The founder and principal of a flagship free school has been arrested by police investigating an alleged fraud.
West Yorkshire Police confirmed a 41-year-old man has been arrested in connection with their investigation into the Kings Science Academy in Bradford, which was visited by Prime Minister David Cameron in 2012.
The force has not named the arrested man but he i s understood to be Sajid Raza, who set up the school in 2011.
Last year, it was revealed that the school c laimed tens of thousands of pounds in public money which was not used for its intended purposes amid claims of financial irregularities and nepotism .
An investigation by the Education Funding Agency (EFA) found "serious failings" in the financial management of the school.
The academy was one of the first free schools to open in September 2011.
It was praised by Mr Cameron on his visit in March 2012.
Detective Superintendent Lisa Griffin, head of crime for Bradford district, said: "As part of West Yorkshire Police's ongoing investigation into matters at Kings Science Academy, Bradford, a 41-year-old man has today been arrested at premises in Bradford and is currently being questioned in relation to suspected fraud offences."
Mrs Griffin later said the man had been bailed pending further inquiries.
The Department for Education said it sparked the police probe by referring the Academy to the UK's national fraud reporting centre, Action Fraud, after receiving allegations of wrongdoing.
A DfE spokesman said: "The department acted as soon as it received allegations of wrongdoing at Kings Science Academy. We formally investigated and referred the case to Action Fraud.
"This resulted in a police investigation which is ongoing. Separately we are recovering appropriate funds.
"All free schools are held to rigorous account. The vast majority are performing well with three-quarters rated good or outstanding. But where there is failure we will not hesitate to intervene."
Lib Dem Bradford East MP David Ward welcomed today's developments in the police investigation.
Mr Ward has raised a series of questions about the management of the academy and the role of Tory vice-chair Alan Lewis, the school's executive patron.
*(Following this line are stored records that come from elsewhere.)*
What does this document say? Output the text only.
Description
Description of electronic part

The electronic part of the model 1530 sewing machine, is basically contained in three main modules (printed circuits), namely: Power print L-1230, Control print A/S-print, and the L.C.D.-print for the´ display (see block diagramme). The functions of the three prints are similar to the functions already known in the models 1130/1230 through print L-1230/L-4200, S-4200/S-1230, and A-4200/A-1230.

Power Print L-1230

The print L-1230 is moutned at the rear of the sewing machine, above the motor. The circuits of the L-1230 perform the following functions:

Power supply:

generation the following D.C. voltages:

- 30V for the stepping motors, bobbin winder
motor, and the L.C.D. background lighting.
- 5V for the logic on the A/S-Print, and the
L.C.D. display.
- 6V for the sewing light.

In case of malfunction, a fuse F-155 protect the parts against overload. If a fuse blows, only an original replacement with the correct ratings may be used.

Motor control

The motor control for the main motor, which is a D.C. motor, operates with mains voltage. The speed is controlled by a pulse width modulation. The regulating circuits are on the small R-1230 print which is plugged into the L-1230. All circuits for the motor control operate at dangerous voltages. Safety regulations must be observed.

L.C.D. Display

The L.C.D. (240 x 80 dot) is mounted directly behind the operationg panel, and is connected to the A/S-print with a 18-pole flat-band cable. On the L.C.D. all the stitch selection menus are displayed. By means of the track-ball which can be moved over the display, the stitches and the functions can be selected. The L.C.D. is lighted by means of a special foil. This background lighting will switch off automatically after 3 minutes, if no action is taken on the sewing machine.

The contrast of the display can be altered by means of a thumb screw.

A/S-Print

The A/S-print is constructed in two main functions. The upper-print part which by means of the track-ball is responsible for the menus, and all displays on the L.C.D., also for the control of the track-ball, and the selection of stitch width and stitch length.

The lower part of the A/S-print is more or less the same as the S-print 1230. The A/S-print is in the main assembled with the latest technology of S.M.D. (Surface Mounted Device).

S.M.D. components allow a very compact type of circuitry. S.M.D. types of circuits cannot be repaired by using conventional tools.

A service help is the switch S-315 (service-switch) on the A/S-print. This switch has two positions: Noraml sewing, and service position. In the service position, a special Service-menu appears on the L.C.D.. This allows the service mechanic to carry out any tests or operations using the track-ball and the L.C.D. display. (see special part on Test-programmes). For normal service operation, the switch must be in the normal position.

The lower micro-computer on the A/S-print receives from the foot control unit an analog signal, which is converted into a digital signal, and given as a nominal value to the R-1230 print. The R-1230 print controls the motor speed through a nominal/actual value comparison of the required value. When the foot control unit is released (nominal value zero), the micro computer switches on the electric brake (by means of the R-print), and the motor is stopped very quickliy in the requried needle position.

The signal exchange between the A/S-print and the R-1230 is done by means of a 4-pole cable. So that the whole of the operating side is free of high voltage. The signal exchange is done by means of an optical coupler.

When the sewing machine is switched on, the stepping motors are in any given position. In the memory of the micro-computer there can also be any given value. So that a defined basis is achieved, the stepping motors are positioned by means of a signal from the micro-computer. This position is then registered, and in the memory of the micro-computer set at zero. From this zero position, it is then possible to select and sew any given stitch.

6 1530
The school is built on land owned by Mr Lewis.
On Monday, in the Commons, he asked Education Secretary Michael Gove what steps his department was taking.
Mr Gove said he had to careful not the prejudice the police investigation
Mr Ward replied: "That is disappointing, because of course the head of a maintained school would have been on his bike long ago."
Labour MP Kevin Brennan asked the Secretary of State: "Mr Lewis is not just a benefactor; he is a landlord who will receive £12 million in rent in years to come from the school, as well as a vice-chair of the Conservative Party and a major Tory donor.
"Is that anything to do with the fact that the Secretary of State has refused to take any action whatsoever against anyone since this scandal broke?"
Mr Gove replied: "It is important to place on the record the fact that Mr Lewis is receiving for the property an appropriately guaranteed market rent - less than he was receiving for it beforehand."
The Secretary of State defended his department's handling of the case and said: "The law must follow its course."